Bet the painting took a while! And I like how the tree comes down near it. Makes it more spooky...can't wait to do one of those myself.


----------



## Dreadnight (Jul 9, 2006)

Kevin, love the skeleton figures. Those are great. You have a great front yard for doing a cemetery....


----------



## Frighteners Entertainment (Jan 24, 2006)

Nicely done kevin!


----------



## NecroBones (Feb 10, 2006)

Looks good!


----------



## Zombie-F (Apr 12, 2004)

Good show! My god those things look massive. Where the heck do you store them?


----------



## Death's Door (Mar 22, 2006)

Incredible job on the pillars Kevin!!!! They are friggin awesome!!!!


----------



## krough (Oct 7, 2004)

Wow, That is so cool


----------



## Hellrazor (Jun 18, 2006)

Those are amazing!


----------



## heresjohnny (Feb 15, 2006)

Sweet! I need some of those too!


----------



## Dr Morbius (Sep 21, 2004)

You could leave em up all year! They look great!


----------



## SweeneyFamilyHorror (Aug 14, 2006)

Very cool!


----------



## SweeneyFamilyHorror (Aug 14, 2006)

Great detailing! Are these new this year?


----------



## NickG (Sep 12, 2006)

I have pillar envy. Those are fantastic.


----------



## jdubbya (Nov 6, 2005)

Dreadnight said:


> You have a great front yard for doing a cemetery....


My thoughts exactly. What a great space to work with. Your webite is fantastic. Just wondered when you put the donation box out and if you had it last year. How much did you collect?


----------



## Lilly (Jun 13, 2006)

nice piece of art there.. very scary entrance


----------



## kevin242 (Sep 30, 2005)

jdubbya said:


> My thoughts exactly. What a great space to work with. Your webite is fantastic. Just wondered when you put the donation box out and if you had it last year. How much did you collect?

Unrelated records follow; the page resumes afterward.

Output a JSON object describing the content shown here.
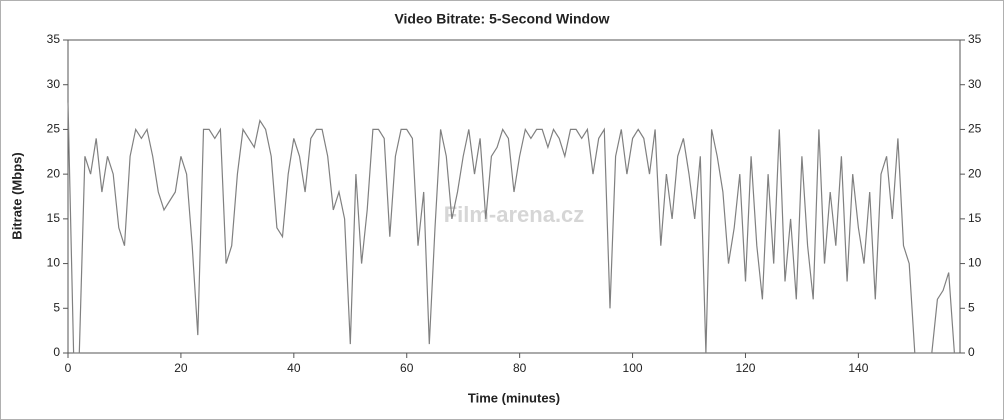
{
  "chart_data": {
    "type": "line",
    "title": "Video Bitrate: 5-Second Window",
    "x_label": "Time (minutes)",
    "y_label": "Bitrate (Mbps)",
    "watermark": "Film-arena.cz",
    "color": "#808080",
    "xlim": [
      0,
      158
    ],
    "xticks": [
      0,
      20,
      40,
      60,
      80,
      100,
      120,
      140
    ],
    "ylim": [
      0,
      35
    ],
    "yticks": [
      0,
      5,
      10,
      15,
      20,
      25,
      30,
      35
    ],
    "y2lim": [
      0,
      35
    ],
    "y2ticks": [
      0,
      5,
      10,
      15,
      20,
      25,
      30,
      35
    ],
    "grid": false,
    "x": [
      0,
      1,
      2,
      3,
      4,
      5,
      6,
      7,
      8,
      9,
      10,
      11,
      12,
      13,
      14,
      15,
      16,
      17,
      18,
      19,
      20,
      21,
      22,
      23,
      24,
      25,
      26,
      27,
      28,
      29,
      30,
      31,
      32,
      33,
      34,
      35,
      36,
      37,
      38,
      39,
      40,
      41,
      42,
      43,
      44,
      45,
      46,
      47,
      48,
      49,
      50,
      51,
      52,
      53,
      54,
      55,
      56,
      57,
      58,
      59,
      60,
      61,
      62,
      63,
      64,
      65,
      66,
      67,
      68,
      69,
      70,
      71,
      72,
      73,
      74,
      75,
      76,
      77,
      78,
      79,
      80,
      81,
      82,
      83,
      84,
      85,
      86,
      87,
      88,
      89,
      90,
      91,
      92,
      93,
      94,
      95,
      96,
      97,
      98,
      99,
      100,
      101,
      102,
      103,
      104,
      105,
      106,
      107,
      108,
      109,
      110,
      111,
      112,
      113,
      114,
      115,
      116,
      117,
      118,
      119,
      120,
      121,
      122,
      123,
      124,
      125,
      126,
      127,
      128,
      129,
      130,
      131,
      132,
      133,
      134,
      135,
      136,
      137,
      138,
      139,
      140,
      141,
      142,
      143,
      144,
      145,
      146,
      147,
      148,
      149,
      150,
      151,
      152,
      153,
      154,
      155,
      156,
      157
    ],
    "values": [
      28,
      0,
      0,
      22,
      20,
      24,
      18,
      22,
      20,
      14,
      12,
      22,
      25,
      24,
      25,
      22,
      18,
      16,
      17,
      18,
      22,
      20,
      12,
      2,
      25,
      25,
      24,
      25,
      10,
      12,
      20,
      25,
      24,
      23,
      26,
      25,
      22,
      14,
      13,
      20,
      24,
      22,
      18,
      24,
      25,
      25,
      22,
      16,
      18,
      15,
      1,
      20,
      10,
      16,
      25,
      25,
      24,
      13,
      22,
      25,
      25,
      24,
      12,
      18,
      1,
      14,
      25,
      22,
      15,
      18,
      22,
      25,
      20,
      24,
      15,
      22,
      23,
      25,
      24,
      18,
      22,
      25,
      24,
      25,
      25,
      23,
      25,
      24,
      22,
      25,
      25,
      24,
      25,
      20,
      24,
      25,
      5,
      22,
      25,
      20,
      24,
      25,
      24,
      20,
      25,
      12,
      20,
      15,
      22,
      24,
      20,
      15,
      22,
      0,
      25,
      22,
      18,
      10,
      14,
      20,
      8,
      22,
      12,
      6,
      20,
      10,
      25,
      8,
      15,
      6,
      22,
      12,
      6,
      25,
      10,
      18,
      12,
      22,
      8,
      20,
      14,
      10,
      18,
      6,
      20,
      22,
      15,
      24,
      12,
      10,
      0,
      0,
      0,
      0,
      6,
      7,
      9,
      0
    ]
  }
}
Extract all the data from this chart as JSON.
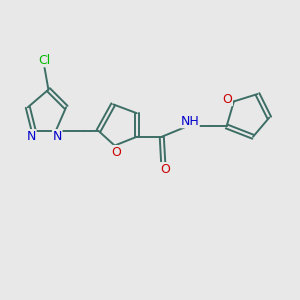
{
  "background_color": "#e8e8e8",
  "bond_color": "#3d6e65",
  "bond_width": 1.4,
  "atom_colors": {
    "Cl": "#00bb00",
    "N": "#0000cc",
    "O": "#cc0000",
    "H": "#555555"
  },
  "font_size": 9,
  "fig_size": [
    3.0,
    3.0
  ],
  "dpi": 100
}
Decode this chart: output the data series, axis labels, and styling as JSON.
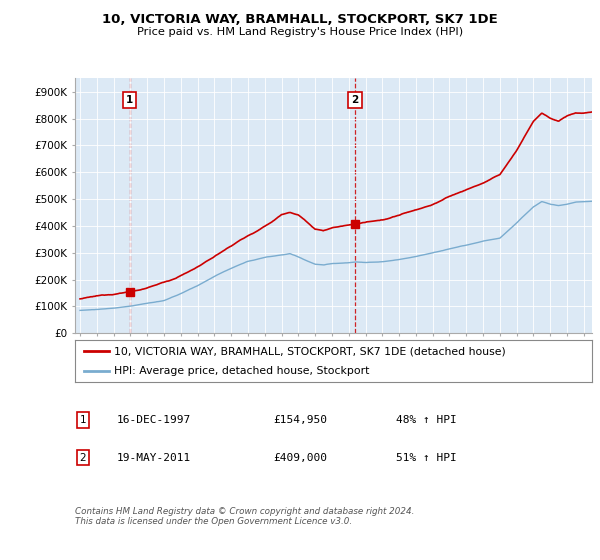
{
  "title": "10, VICTORIA WAY, BRAMHALL, STOCKPORT, SK7 1DE",
  "subtitle": "Price paid vs. HM Land Registry's House Price Index (HPI)",
  "property_label": "10, VICTORIA WAY, BRAMHALL, STOCKPORT, SK7 1DE (detached house)",
  "hpi_label": "HPI: Average price, detached house, Stockport",
  "annotation1": {
    "num": "1",
    "date": "16-DEC-1997",
    "price": "£154,950",
    "change": "48% ↑ HPI",
    "year": 1997.96
  },
  "annotation2": {
    "num": "2",
    "date": "19-MAY-2011",
    "price": "£409,000",
    "change": "51% ↑ HPI",
    "year": 2011.38
  },
  "footnote": "Contains HM Land Registry data © Crown copyright and database right 2024.\nThis data is licensed under the Open Government Licence v3.0.",
  "property_color": "#cc0000",
  "hpi_color": "#7aaccf",
  "annotation_color": "#cc0000",
  "background_color": "#ffffff",
  "plot_bg_color": "#dce9f5",
  "grid_color": "#ffffff",
  "ylim": [
    0,
    950000
  ],
  "yticks": [
    0,
    100000,
    200000,
    300000,
    400000,
    500000,
    600000,
    700000,
    800000,
    900000
  ],
  "ytick_labels": [
    "£0",
    "£100K",
    "£200K",
    "£300K",
    "£400K",
    "£500K",
    "£600K",
    "£700K",
    "£800K",
    "£900K"
  ],
  "xlim": [
    1994.7,
    2025.5
  ],
  "m1_year": 1997.96,
  "m1_price": 154950,
  "m2_year": 2011.38,
  "m2_price": 409000
}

I put it out after the last mowing... last year we made almost $200 dollars (which we gave to the food pantry). We had it out last year for about 3 weeks, people were putting money in before Halloween (about $15) and we left it outside with no problems. 
Thanks for all of the great feedback and kind words, you guys. It really means alot coming from such a talented bunch. I'll keep posting more pics as I get this thing together!


----------



## Beepem (Jul 17, 2006)

holy crap!!!!! thats so amazing


----------



## Eric Striffler (May 6, 2006)

That looks so awesome.
I can't wait to see more pictures of your haunt.


----------